New frog species in Western Ghats

August 04, 2021 12:00 am | Updated 05:30 am IST

The newly discovered species, named Minervarya Pentali , is endemic to the southern Western Ghats.

“We discovered it on wayside vegetation at multiple localities in Kerala and Tamil Nadu while surveying amphibians during the monsoon season. This species is also among the smallest known Minervaryan frogs, which is probably one of the reasons it was overlooked until now,” says Dr. Garg, the lead author of the study.

“It is a great privilege to name a frog species after Prof. Deepak Pental in appreciation of his tremendous support and encouragement for setting up of Systematics Lab at University of Delhi, where research leading to the discovery and description of nearly one-fourth of all known Indian amphibians has been carried out,” said Prof. Biju.

The new species — belonging to the family Dicroglossidae — was identified based on multiple criteria, such as external morphology, DNA and calling pattern. The study also resolved the identity and taxonomic status of all known members of the genus from peninsular India, in addition to clarifying the geographical ranges of species, and providing numerous new distribution records based on morphologically and genetically identified samples from a vast region, according to the researchers.

The researchers have called for special conservation efforts for the region, which is known for its rich biodiversity.

According to Prof. Biju and Dr. Garg, the amphibian diversity in this region is particularly remarkable as more than half of nearly 230 species of all known Indian species (~450 species) are found in the Western Ghats.

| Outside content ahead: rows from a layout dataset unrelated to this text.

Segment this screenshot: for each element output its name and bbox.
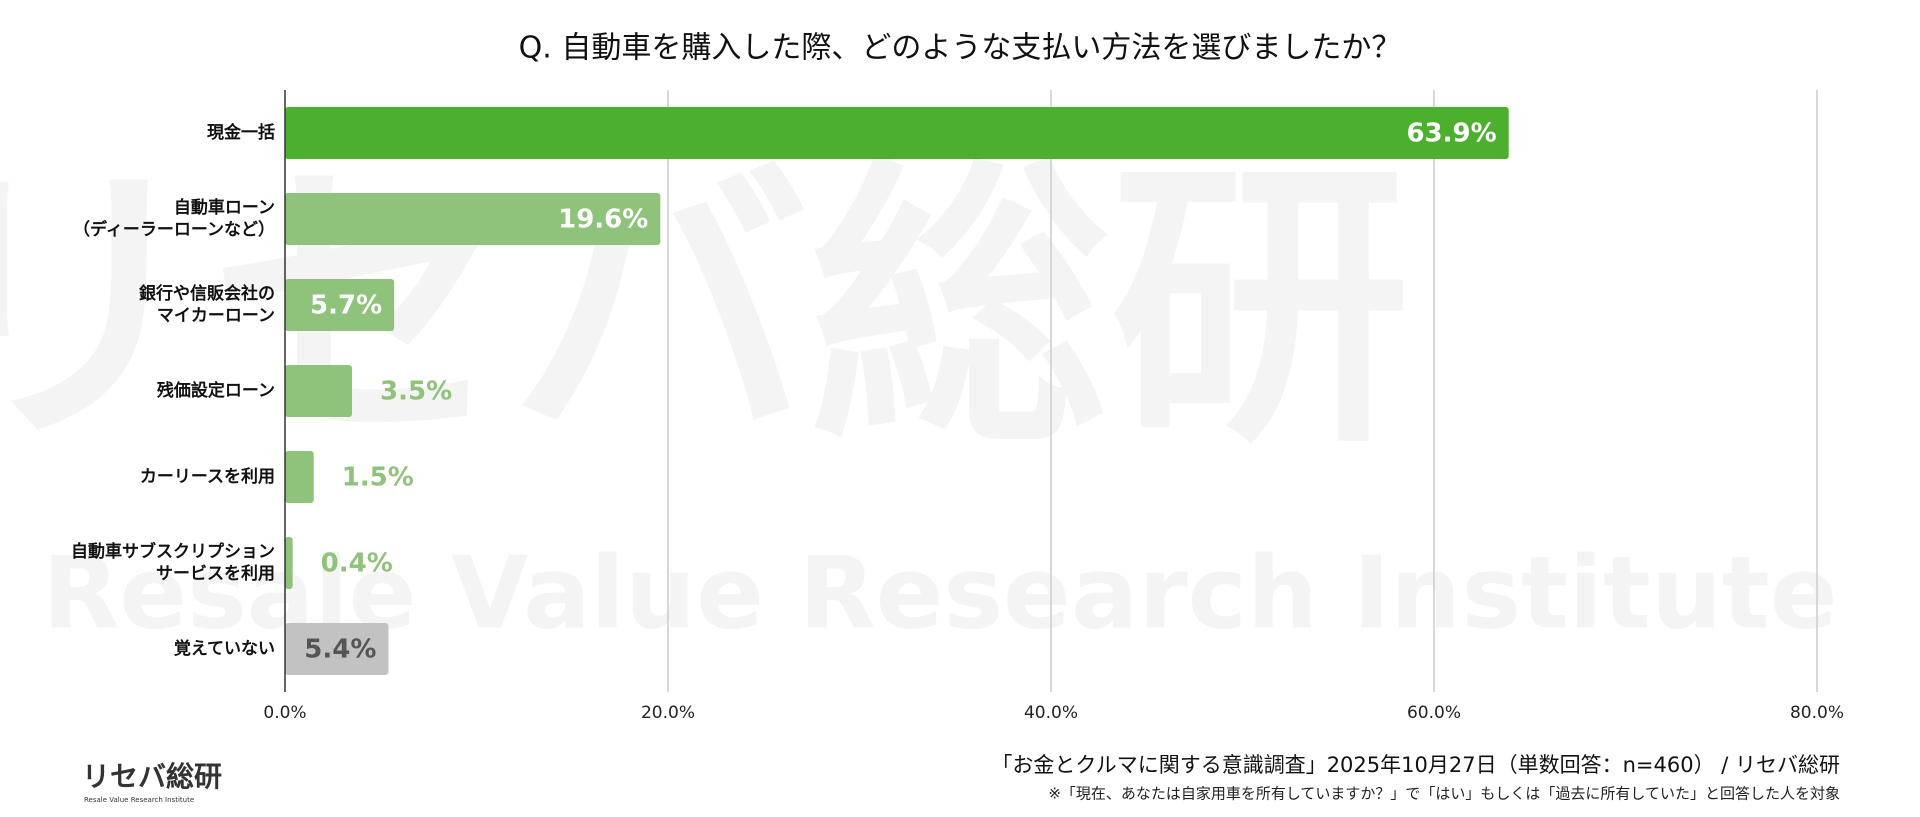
bar: [285, 279, 395, 331]
value-label: 0.4%: [321, 549, 393, 579]
value-label: 63.9%: [1406, 119, 1496, 149]
y-tick-label: サービスを利用: [156, 563, 275, 584]
value-label: 1.5%: [342, 463, 414, 493]
bar: [285, 537, 293, 589]
logo-sub: Resale Value Research Institute: [84, 796, 194, 804]
y-tick-label: マイカーローン: [157, 306, 275, 326]
logo: リセバ総研: [82, 760, 222, 793]
bar: [285, 365, 353, 417]
x-tick-label: 60.0%: [1407, 703, 1461, 723]
value-label: 5.4%: [304, 635, 376, 665]
bar: [285, 193, 661, 245]
x-tick-label: 80.0%: [1790, 703, 1844, 723]
y-tick-label: 自動車サブスクリプション: [71, 541, 275, 562]
source: 「お金とクルマに関する意識調査」2025年10月27日（単数回答：n=460） …: [991, 753, 1840, 777]
chart-title: Q. 自動車を購入した際、どのような支払い方法を選びましたか？: [519, 31, 1402, 66]
bar: [285, 623, 389, 675]
x-tick-label: 40.0%: [1024, 703, 1078, 723]
bar: [285, 451, 314, 503]
y-tick-label: 現金一括: [207, 122, 275, 143]
watermark: リセバ総研: [0, 134, 1410, 483]
bar: [285, 107, 1509, 159]
note: ※「現在、あなたは自家用車を所有していますか？」で「はい」もしくは「過去に所有し…: [1048, 785, 1840, 803]
value-label: 19.6%: [558, 205, 648, 235]
x-tick-label: 20.0%: [641, 703, 695, 723]
y-tick-label: （ディーラーローンなど）: [73, 219, 275, 240]
y-tick-label: 覚えていない: [174, 638, 275, 659]
y-tick-label: カーリースを利用: [140, 466, 275, 487]
x-tick-label: 0.0%: [263, 703, 306, 723]
value-label: 5.7%: [310, 291, 382, 321]
value-label: 3.5%: [380, 377, 452, 407]
y-tick-label: 残価設定ローン: [157, 380, 275, 401]
y-tick-label: 自動車ローン: [174, 197, 275, 218]
y-tick-label: 銀行や信販会社の: [139, 283, 275, 304]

Besides, over 90% of these are endemic to this region, which means they are not found anywhere else in the world.

The researchers said discoveries of such new species not only re-emphasise the uniqueness and endemism in Western Ghats’ amphibians, but also add to the growing inventory of this region’s diverse amphibian fauna. The new species was discovered from wayside vegetation, very much inside and around towns and cities. Habitat loss, modification, and other anthropogenic threats can lead to a population decline or complete wiping out of this newly discovered species, they said.